Like Governor Ahmed Yerima of Zamfara did in his state, Shekarau has also been using the Sharia to camouflage his woeful incompetence and to pull the wool over the eyes of the citizens by exploiting and manipulating their honest and time-tested piety and religious fervour. They have largely given him their support and cooperation. But in return, they have received nothing but the collapse and degradation of all their institutions and legacies which had become the envy and cynosure of all the states of the North. For the lack of space, I cannot fully dwell on the depth and extent of this collapse.

One other aspect of this hypocrisy is that as he destroys alcoholic drinks, he collects and spends (or embezzles) the monetary proceeds from VAT that accrues from them. Yet another level is the fake impression that the consumption of alcoholic beverages in Kano is limited to the so-called 'infidels', by Ayatollah Shekarau's classification. Is it not also true that in spite of the hypocrisy of his administration, beer consumption, not being a crime under our statutes goes on unabated in Kano and other so-called sharia states, and in reflection of the multi-faceted nature of our country?

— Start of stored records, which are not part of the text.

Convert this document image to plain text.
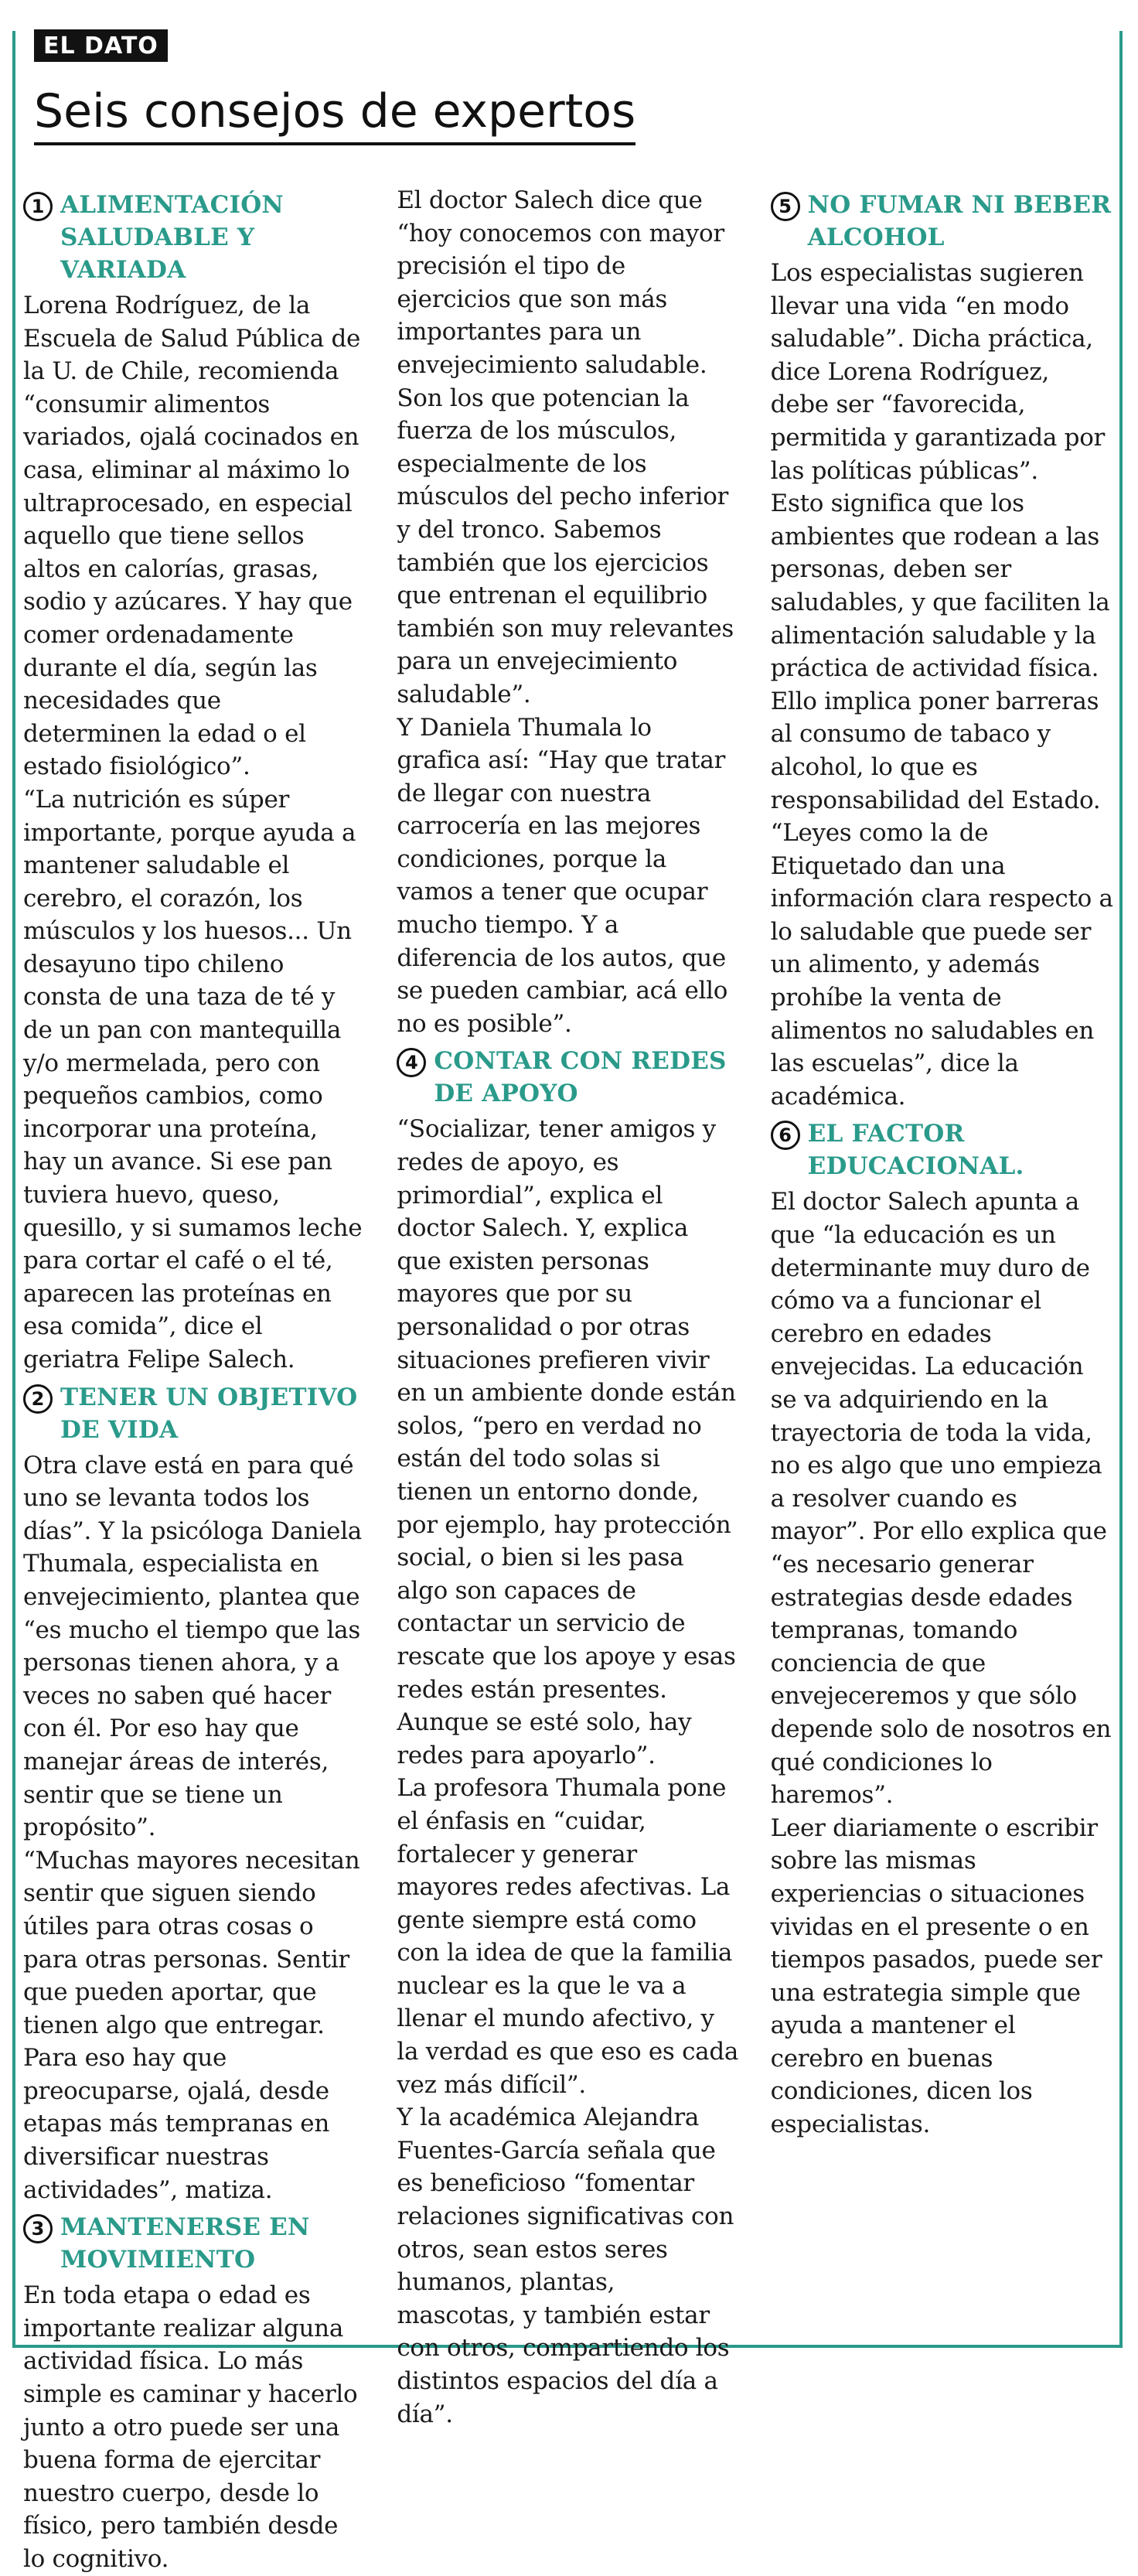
EL DATO
Seis consejos de expertos
1 ALIMENTACIÓN SALUDABLE Y VARIADA

Lorena Rodríguez, de la Escuela de Salud Pública de la U. de Chile, recomienda “consumir alimentos variados, ojalá cocinados en casa, eliminar al máximo lo ultraprocesado, en especial aquello que tiene sellos altos en calorías, grasas, sodio y azúcares. Y hay que comer ordenadamente durante el día, según las necesidades que determinen la edad o el estado fisiológico”.

“La nutrición es súper importante, porque ayuda a mantener saludable el cerebro, el corazón, los músculos y los huesos... Un desayuno tipo chileno consta de una taza de té y de un pan con mantequilla y/o mermelada, pero con pequeños cambios, como incorporar una proteína, hay un avance. Si ese pan tuviera huevo, queso, quesillo, y si sumamos leche para cortar el café o el té, aparecen las proteínas en esa comida”, dice el geriatra Felipe Salech.

2 TENER UN OBJETIVO DE VIDA

Otra clave está en para qué uno se levanta todos los días”. Y la psicóloga Daniela Thumala, especialista en envejecimiento, plantea que “es mucho el tiempo que las personas tienen ahora, y a veces no saben qué hacer con él. Por eso hay que manejar áreas de interés, sentir que se tiene un propósito”.

“Muchas mayores necesitan sentir que siguen siendo útiles para otras cosas o para otras personas. Sentir que pueden aportar, que tienen algo que entregar. Para eso hay que preocuparse, ojalá, desde etapas más tempranas en diversificar nuestras actividades”, matiza.

3 MANTENERSE EN MOVIMIENTO

En toda etapa o edad es importante realizar alguna actividad física. Lo más simple es caminar y hacerlo junto a otro puede ser una buena forma de ejercitar nuestro cuerpo, desde lo físico, pero también desde lo cognitivo.

El doctor Salech dice que “hoy conocemos con mayor precisión el tipo de ejercicios que son más importantes para un envejecimiento saludable. Son los que potencian la fuerza de los músculos, especialmente de los músculos del pecho inferior y del tronco. Sabemos también que los ejercicios que entrenan el equilibrio también son muy relevantes para un envejecimiento saludable”.

Y Daniela Thumala lo grafica así: “Hay que tratar de llegar con nuestra carrocería en las mejores condiciones, porque la vamos a tener que ocupar mucho tiempo. Y a diferencia de los autos, que se pueden cambiar, acá ello no es posible”.

4 CONTAR CON REDES DE APOYO

“Socializar, tener amigos y redes de apoyo, es primordial”, explica el doctor Salech. Y, explica que existen personas mayores que por su personalidad o por otras situaciones prefieren vivir en un ambiente donde están solos, “pero en verdad no están del todo solas si tienen un entorno donde, por ejemplo, hay protección social, o bien si les pasa algo son capaces de contactar un servicio de rescate que los apoye y esas redes están presentes. Aunque se esté solo, hay redes para apoyarlo”.

La profesora Thumala pone el énfasis en “cuidar, fortalecer y generar mayores redes afectivas. La gente siempre está como con la idea de que la familia nuclear es la que le va a llenar el mundo afectivo, y la verdad es que eso es cada vez más difícil”.

Y la académica Alejandra Fuentes-García señala que es beneficioso “fomentar relaciones significativas con otros, sean estos seres humanos, plantas, mascotas, y también estar con otros, compartiendo los distintos espacios del día a día”.

5 NO FUMAR NI BEBER ALCOHOL

Los especialistas sugieren llevar una vida “en modo saludable”. Dicha práctica, dice Lorena Rodríguez, debe ser “favorecida, permitida y garantizada por las políticas públicas”.

Esto significa que los ambientes que rodean a las personas, deben ser saludables, y que faciliten la alimentación saludable y la práctica de actividad física. Ello implica poner barreras al consumo de tabaco y alcohol, lo que es responsabilidad del Estado.

“Leyes como la de Etiquetado dan una información clara respecto a lo saludable que puede ser un alimento, y además prohíbe la venta de alimentos no saludables en las escuelas”, dice la académica.

6 EL FACTOR EDUCACIONAL.

El doctor Salech apunta a que “la educación es un determinante muy duro de cómo va a funcionar el cerebro en edades envejecidas. La educación se va adquiriendo en la trayectoria de toda la vida, no es algo que uno empieza a resolver cuando es mayor”. Por ello explica que “es necesario generar estrategias desde edades tempranas, tomando conciencia de que envejeceremos y que sólo depende solo de nosotros en qué condiciones lo haremos”.

Leer diariamente o escribir sobre las mismas experiencias o situaciones vividas en el presente o en tiempos pasados, puede ser una estrategia simple que ayuda a mantener el cerebro en buenas condiciones, dicen los especialistas.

Is the consumption of alcohol the greatest haram in Islam? Is stealing not considered a greater sin which attracts the amputation of hands from the wrist as the punishment? That being so, how come that Kano State still has men and women in government with their hands intact, when those would have since been cut off for the billions that are routinely stolen from the coffers of the people, including the huge sums for the organization and running of his ill-fated race for the presidency of Nigeria?

The good people of Kano State deserve a new beginning after these eight primitive years of the locust under Ayatollah Ibrahim Shekarau. Definitely Nigeria does not deserve an ayatollah as its president - not now, not in future.